叔母夫婦にタクシーで届けてもらうことにした。
深川ギャザリア内のイトーヨーカドーにCDショップはあるが、演歌のCDは置いていない。
ラジオは生放送だから番組は始まってしまう。
「もし届かなかったら、アカペラで歌わせてもらいます」と、覚悟を決めた西山さんだが、こんな発想になるのも、本来天然で明るい性格の西山さんだからだ。
小・中・高・短大と進み幼稚園の先生に。
小学校の音楽授業で「“変な声の子がいる”と名指しされ“あなたは口パクだけしていなさい”と言われた。女の子でもない男の子でもない声だったのかもしれないですけど、それが“トラウマ”になって、短大入り、仲間とカラオケに行くまで好きだった歌を歌ったことがなかったです」と。
みんなから上手と言われ、歌手を目指す。
それから26年。
「楽しいことばかり。歌手になってよかった。
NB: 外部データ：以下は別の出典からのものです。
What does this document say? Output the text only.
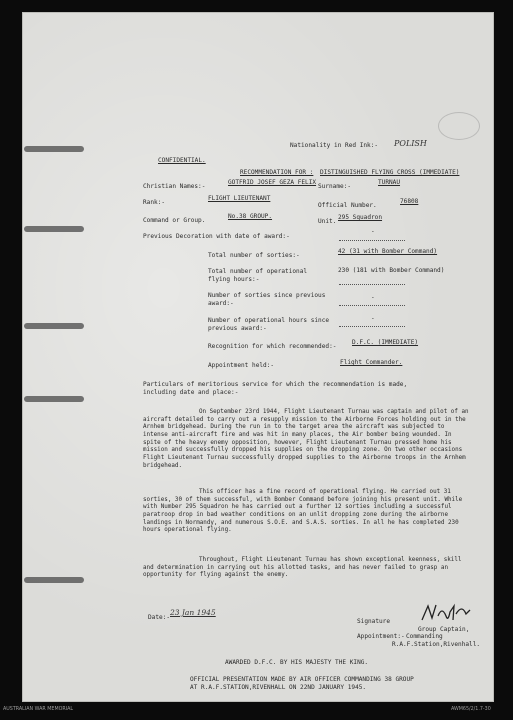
Nationality in Red Ink:- POLISH
CONFIDENTIAL.
RECOMMENDATION FOR : DISTINGUISHED FLYING CROSS (IMMEDIATE)
Christian Names:-
GOTFRID JOSEF GEZA FELIX
Surname:-
TURNAU
Rank:-
FLIGHT LIEUTENANT
Official Number.
76808
Command or Group.
No.38 GROUP.
Unit.
295 Squadron
Previous Decoration with date of award:-
-
Total number of sorties:-
42 (31 with Bomber Command)
Total number of operational
flying hours:-
230 (181 with Bomber Command)
Number of sorties since previous
award:-
-
Number of operational hours since
previous award:-
-
Recognition for which recommended:-
D.F.C. (IMMEDIATE)
Appointment held:-	Flight Commander.
Particulars of meritorious service for which the recommendation is made,
including date and place:-
On September 23rd 1944, Flight Lieutenant Turnau was captain and pilot of an aircraft detailed to carry out a resupply mission to the Airborne Forces holding out in the Arnhem bridgehead. During the run in to the target area the aircraft was subjected to intense anti-aircraft fire and was hit in many places, the Air bomber being wounded. In spite of the heavy enemy opposition, however, Flight Lieutenant Turnau pressed home his mission and successfully dropped his supplies on the dropping zone. On two other occasions Flight Lieutenant Turnau successfully dropped supplies to the Airborne troops in the Arnhem bridgehead.
This officer has a fine record of operational flying. He carried out 31 sorties, 30 of them successful, with Bomber Command before joining his present unit. While with Number 295 Squadron he has carried out a further 12 sorties including a successful paratroop drop in bad weather conditions on an unlit dropping zone during the airborne landings in Normandy, and numerous S.O.E. and S.A.S. sorties. In all he has completed 230 hours operational flying.
Throughout, Flight Lieutenant Turnau has shown exceptional keenness, skill and determination in carrying out his allotted tasks, and has never failed to grasp an opportunity for flying against the enemy.
Date:-
23 Jan 1945
Signature
Group Captain,
Appointment:- Commanding
R.A.F.Station,Rivenhall.
AWARDED D.F.C. BY HIS MAJESTY THE KING.
OFFICIAL PRESENTATION MADE BY AIR OFFICER COMMANDING 38 GROUP
AT R.A.F.STATION,RIVENHALL ON 22ND JANUARY 1945.
AUSTRALIAN WAR MEMORIAL	AWM65/2/1.7-30
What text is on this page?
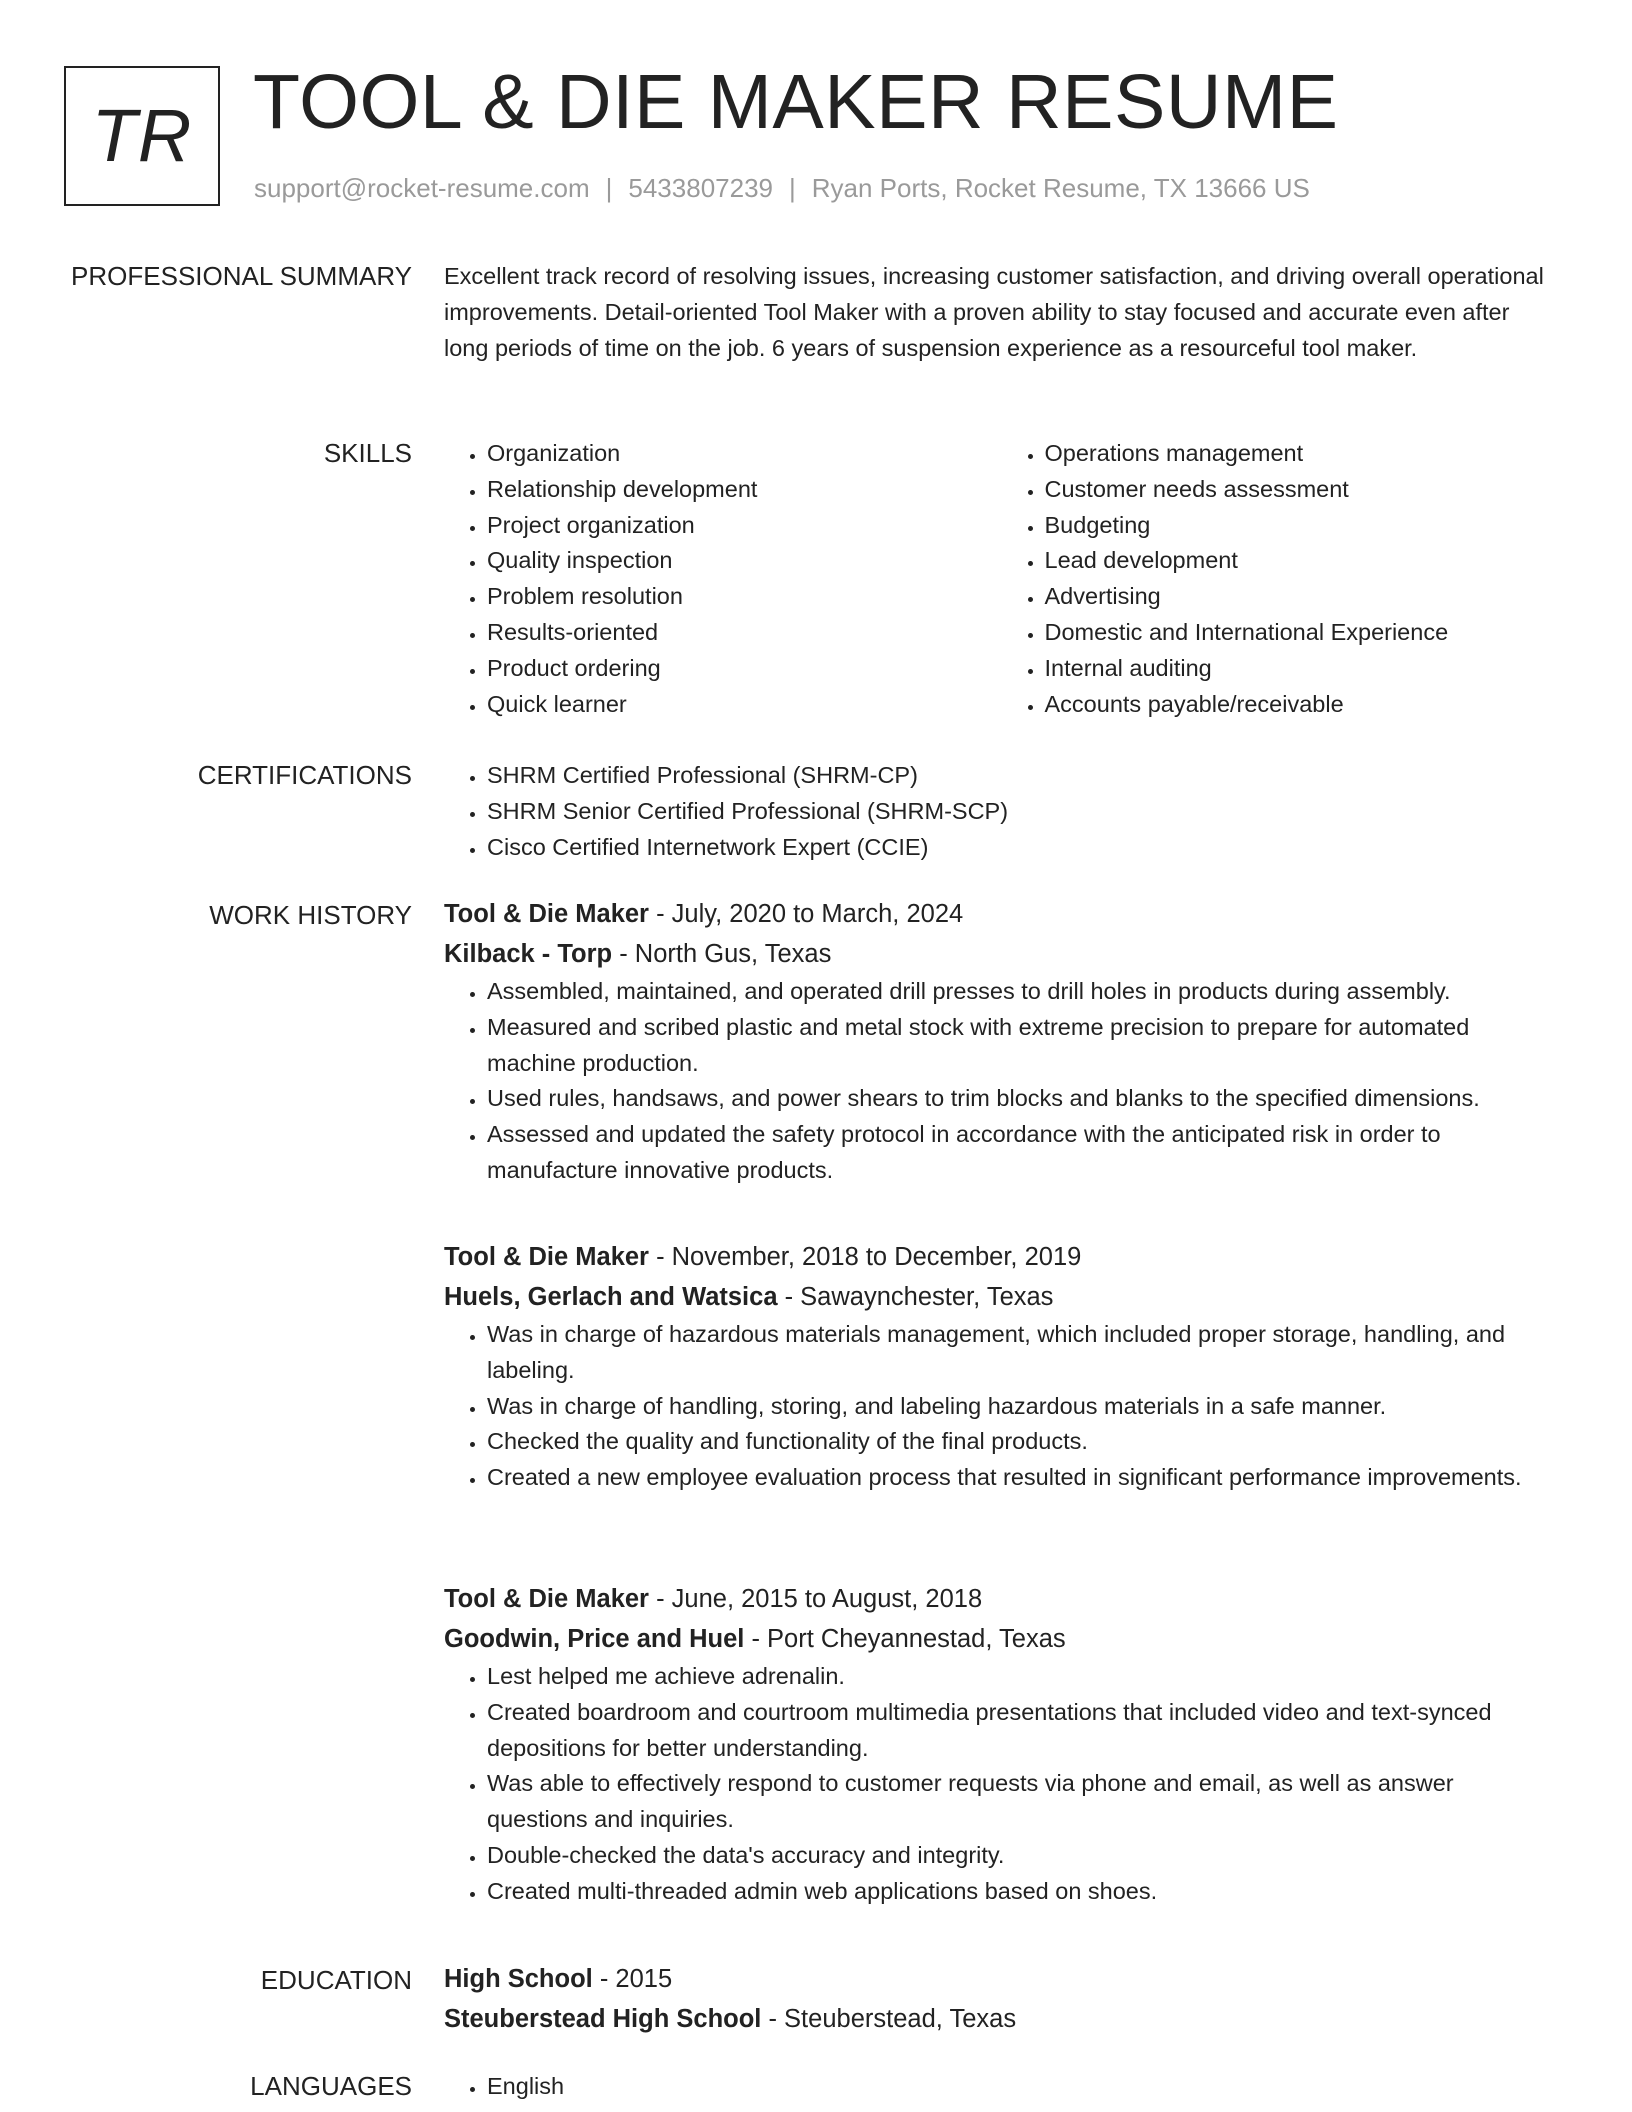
TR TOOL & DIE MAKER RESUME
support@rocket-resume.com | 5433807239 | Ryan Ports, Rocket Resume, TX 13666 US
PROFESSIONAL SUMMARY Excellent track record of resolving issues, increasing customer satisfaction, and driving overall operational improvements. Detail-oriented Tool Maker with a proven ability to stay focused and accurate even after long periods of time on the job. 6 years of suspension experience as a resourceful tool maker.

SKILLS	• Organization
• Relationship development
• Project organization
• Quality inspection
• Problem resolution
• Results-oriented
• Product ordering
• Quick learner
• Operations management
• Customer needs assessment
• Budgeting
• Lead development
• Advertising
• Domestic and International Experience
• Internal auditing
• Accounts payable/receivable
CERTIFICATIONS	• SHRM Certified Professional (SHRM-CP)
• SHRM Senior Certified Professional (SHRM-SCP)
• Cisco Certified Internetwork Expert (CCIE)
WORK HISTORY Tool & Die Maker - July, 2020 to March, 2024
Kilback - Torp - North Gus, Texas
• Assembled, maintained, and operated drill presses to drill holes in products during assembly.
• Measured and scribed plastic and metal stock with extreme precision to prepare for automated machine production.
• Used rules, handsaws, and power shears to trim blocks and blanks to the specified dimensions.
• Assessed and updated the safety protocol in accordance with the anticipated risk in order to manufacture innovative products.
Tool & Die Maker - November, 2018 to December, 2019
Huels, Gerlach and Watsica - Sawaynchester, Texas
• Was in charge of hazardous materials management, which included proper storage, handling, and labeling.
• Was in charge of handling, storing, and labeling hazardous materials in a safe manner.
• Checked the quality and functionality of the final products.
• Created a new employee evaluation process that resulted in significant performance improvements.
Tool & Die Maker - June, 2015 to August, 2018
Goodwin, Price and Huel - Port Cheyannestad, Texas
• Lest helped me achieve adrenalin.
• Created boardroom and courtroom multimedia presentations that included video and text-synced depositions for better understanding.
• Was able to effectively respond to customer requests via phone and email, as well as answer questions and inquiries.
• Double-checked the data's accuracy and integrity.
• Created multi-threaded admin web applications based on shoes.
EDUCATION High School - 2015
Steuberstead High School - Steuberstead, Texas
LANGUAGES	• English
チューも我が家で飼ってるワンちゃんとだけ」だって。
本番が始まって15分。
CDが届いて事なきを得たが、祭日で、道路が空いていただけだから。
これからは気をつけてよ。
「わたし、スーツケースを持って現場に着いて、衣装がなかったこともあったんですよ。病気かしら」と、笑っていたが、根っからの明るさが楽しい人だ。
オレも、最近携帯忘れるから気をつけよう。